En Meta se le dice plato volador a la persona que vive en la luna, que anda siempre despistada y con la mente en otro lado. Es ese amigo que uno quiere, pero que nunca se entera de nada a la primera. Básicamente, va por la vida flotando y aterriza solo cuando ya es demasiado tarde.
Se usa cuando alguien lanza algo plano, como una tapa, un plato de plástico o lo que consiga, y sale dando vueltas todo chueco por el aire como si fuera un OVNI borracho. Es una forma burlesca de decir que la puntería fue un desastre, pero al menos nos echamos unas risas.
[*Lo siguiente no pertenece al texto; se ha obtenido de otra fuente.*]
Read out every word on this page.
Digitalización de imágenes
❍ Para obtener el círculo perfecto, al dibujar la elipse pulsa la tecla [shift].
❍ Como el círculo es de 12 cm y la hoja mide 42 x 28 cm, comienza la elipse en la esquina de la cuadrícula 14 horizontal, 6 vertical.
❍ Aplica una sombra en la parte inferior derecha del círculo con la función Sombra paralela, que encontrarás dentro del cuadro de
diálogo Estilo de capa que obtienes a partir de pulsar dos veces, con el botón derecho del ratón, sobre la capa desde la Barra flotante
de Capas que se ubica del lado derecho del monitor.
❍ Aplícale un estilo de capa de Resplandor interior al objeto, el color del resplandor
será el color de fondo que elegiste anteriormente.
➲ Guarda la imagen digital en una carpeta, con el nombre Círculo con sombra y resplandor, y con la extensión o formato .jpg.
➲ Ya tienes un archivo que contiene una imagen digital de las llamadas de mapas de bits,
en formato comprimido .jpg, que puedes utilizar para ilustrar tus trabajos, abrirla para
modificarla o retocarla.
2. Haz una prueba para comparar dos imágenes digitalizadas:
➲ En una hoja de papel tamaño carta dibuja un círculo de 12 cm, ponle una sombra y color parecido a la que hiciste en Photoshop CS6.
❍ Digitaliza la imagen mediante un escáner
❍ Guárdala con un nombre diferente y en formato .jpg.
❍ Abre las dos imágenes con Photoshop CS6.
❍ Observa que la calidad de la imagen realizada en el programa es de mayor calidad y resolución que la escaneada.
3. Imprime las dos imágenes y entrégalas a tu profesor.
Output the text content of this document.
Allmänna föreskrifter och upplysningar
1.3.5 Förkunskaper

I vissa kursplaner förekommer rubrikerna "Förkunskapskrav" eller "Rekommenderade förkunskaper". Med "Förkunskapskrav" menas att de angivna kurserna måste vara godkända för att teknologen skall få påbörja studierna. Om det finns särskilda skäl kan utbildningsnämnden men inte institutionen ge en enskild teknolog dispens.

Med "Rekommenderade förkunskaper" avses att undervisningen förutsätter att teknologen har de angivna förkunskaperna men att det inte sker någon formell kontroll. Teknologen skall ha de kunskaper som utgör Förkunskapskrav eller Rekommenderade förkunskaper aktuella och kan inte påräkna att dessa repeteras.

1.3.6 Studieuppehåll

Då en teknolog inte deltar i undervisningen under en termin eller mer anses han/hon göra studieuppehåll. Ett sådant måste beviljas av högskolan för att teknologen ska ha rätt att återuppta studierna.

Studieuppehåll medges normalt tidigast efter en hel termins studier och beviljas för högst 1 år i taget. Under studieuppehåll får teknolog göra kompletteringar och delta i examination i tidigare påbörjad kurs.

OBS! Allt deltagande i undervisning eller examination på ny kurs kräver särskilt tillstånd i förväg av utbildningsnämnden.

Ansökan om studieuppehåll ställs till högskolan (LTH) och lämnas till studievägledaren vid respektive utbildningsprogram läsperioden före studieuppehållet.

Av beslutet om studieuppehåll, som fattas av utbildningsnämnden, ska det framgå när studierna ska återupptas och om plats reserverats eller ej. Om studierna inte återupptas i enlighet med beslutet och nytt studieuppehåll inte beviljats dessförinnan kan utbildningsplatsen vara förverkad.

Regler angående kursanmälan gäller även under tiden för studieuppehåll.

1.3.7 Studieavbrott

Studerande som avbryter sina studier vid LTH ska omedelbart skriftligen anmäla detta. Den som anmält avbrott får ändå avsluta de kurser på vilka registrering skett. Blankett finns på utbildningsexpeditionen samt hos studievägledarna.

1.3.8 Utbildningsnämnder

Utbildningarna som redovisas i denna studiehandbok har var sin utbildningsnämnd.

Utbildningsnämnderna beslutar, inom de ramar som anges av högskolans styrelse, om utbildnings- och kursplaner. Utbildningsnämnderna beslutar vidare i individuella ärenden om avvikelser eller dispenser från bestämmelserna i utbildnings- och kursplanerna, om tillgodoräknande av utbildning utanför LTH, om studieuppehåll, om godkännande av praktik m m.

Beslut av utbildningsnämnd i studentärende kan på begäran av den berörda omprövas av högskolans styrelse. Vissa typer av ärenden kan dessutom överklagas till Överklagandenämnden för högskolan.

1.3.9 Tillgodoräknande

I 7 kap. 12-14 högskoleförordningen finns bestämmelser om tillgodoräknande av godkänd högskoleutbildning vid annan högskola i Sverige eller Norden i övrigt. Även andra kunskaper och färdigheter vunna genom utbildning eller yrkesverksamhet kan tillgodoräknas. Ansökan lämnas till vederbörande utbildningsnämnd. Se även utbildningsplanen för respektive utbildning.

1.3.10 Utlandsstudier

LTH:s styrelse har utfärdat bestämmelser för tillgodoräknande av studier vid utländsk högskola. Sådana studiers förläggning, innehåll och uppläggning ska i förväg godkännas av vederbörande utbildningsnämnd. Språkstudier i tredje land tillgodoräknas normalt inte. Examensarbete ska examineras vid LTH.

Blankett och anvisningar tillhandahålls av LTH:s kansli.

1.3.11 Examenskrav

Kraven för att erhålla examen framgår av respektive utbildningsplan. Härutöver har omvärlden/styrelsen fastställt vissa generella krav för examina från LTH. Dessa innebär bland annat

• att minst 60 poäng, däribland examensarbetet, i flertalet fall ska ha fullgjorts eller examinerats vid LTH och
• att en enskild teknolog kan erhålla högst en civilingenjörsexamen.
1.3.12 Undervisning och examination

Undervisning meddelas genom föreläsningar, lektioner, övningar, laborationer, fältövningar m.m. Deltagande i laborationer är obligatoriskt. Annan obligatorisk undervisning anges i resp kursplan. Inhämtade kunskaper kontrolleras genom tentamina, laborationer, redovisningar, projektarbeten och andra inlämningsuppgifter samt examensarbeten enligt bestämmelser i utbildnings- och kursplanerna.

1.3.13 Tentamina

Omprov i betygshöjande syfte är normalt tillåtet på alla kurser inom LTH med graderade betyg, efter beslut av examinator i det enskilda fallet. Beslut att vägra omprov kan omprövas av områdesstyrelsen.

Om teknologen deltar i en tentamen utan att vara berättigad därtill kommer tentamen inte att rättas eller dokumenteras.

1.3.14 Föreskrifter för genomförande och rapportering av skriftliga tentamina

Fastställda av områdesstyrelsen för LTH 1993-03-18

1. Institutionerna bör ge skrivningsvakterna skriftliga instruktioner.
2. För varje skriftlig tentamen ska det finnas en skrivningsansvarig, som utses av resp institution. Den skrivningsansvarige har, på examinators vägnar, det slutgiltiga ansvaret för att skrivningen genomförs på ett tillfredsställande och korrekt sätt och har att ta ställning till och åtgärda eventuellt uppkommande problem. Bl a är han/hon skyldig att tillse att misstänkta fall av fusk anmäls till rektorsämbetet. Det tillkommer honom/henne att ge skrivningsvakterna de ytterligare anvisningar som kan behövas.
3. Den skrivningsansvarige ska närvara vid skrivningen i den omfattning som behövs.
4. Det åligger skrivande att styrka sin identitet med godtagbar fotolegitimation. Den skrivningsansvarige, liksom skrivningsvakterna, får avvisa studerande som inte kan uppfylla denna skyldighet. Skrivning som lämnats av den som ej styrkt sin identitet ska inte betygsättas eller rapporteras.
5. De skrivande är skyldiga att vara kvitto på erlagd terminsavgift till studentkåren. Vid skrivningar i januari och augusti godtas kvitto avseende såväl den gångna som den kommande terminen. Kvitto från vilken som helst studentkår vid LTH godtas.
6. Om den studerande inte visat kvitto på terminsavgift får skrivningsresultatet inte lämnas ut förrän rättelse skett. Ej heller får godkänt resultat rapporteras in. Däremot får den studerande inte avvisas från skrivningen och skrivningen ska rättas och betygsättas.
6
En Risaralda se le dice plato volador a la persona que come a toda velocidad y arrasa con todo lo que haya en la mesa. Es ese amigo tragón que apenas sirven ya va por la tercera ración y deja a los demás mirando. Es medio molestia, medio chiste, pero siempre da tema para reírse.
Forma muy gráfica de describir cuando la mamá pierde la paciencia y te lanza un plato o una tapa porque estás haciendo todo a paso de tortuga. Primero viene la mirada que te congela el alma y luego el plato que cruza la cocina como si fuera ovni doméstico. No es muy pacífico, pero hay que admitir que la puntería impresiona.
Se usa para decir que alguien anda en la luna, todo despistado, como si su mente fuera un ovni dando vueltas por el espacio. Es la típica persona que le hablás y se queda viendo al infinito, pensando en la nada misma. Suena suave, pero en el fondo es un jalón de orejas con cariño.
En Córdoba se le dice así, en joda, a una pizza finita como papel y medio tristona, de esas que parecen un disco volador. Suele usarse para bardear un lugar que te la vende como la gran cosa y después te cae una pizza seca, sin onda y con poco queso. Da bronca, pero es gracioso.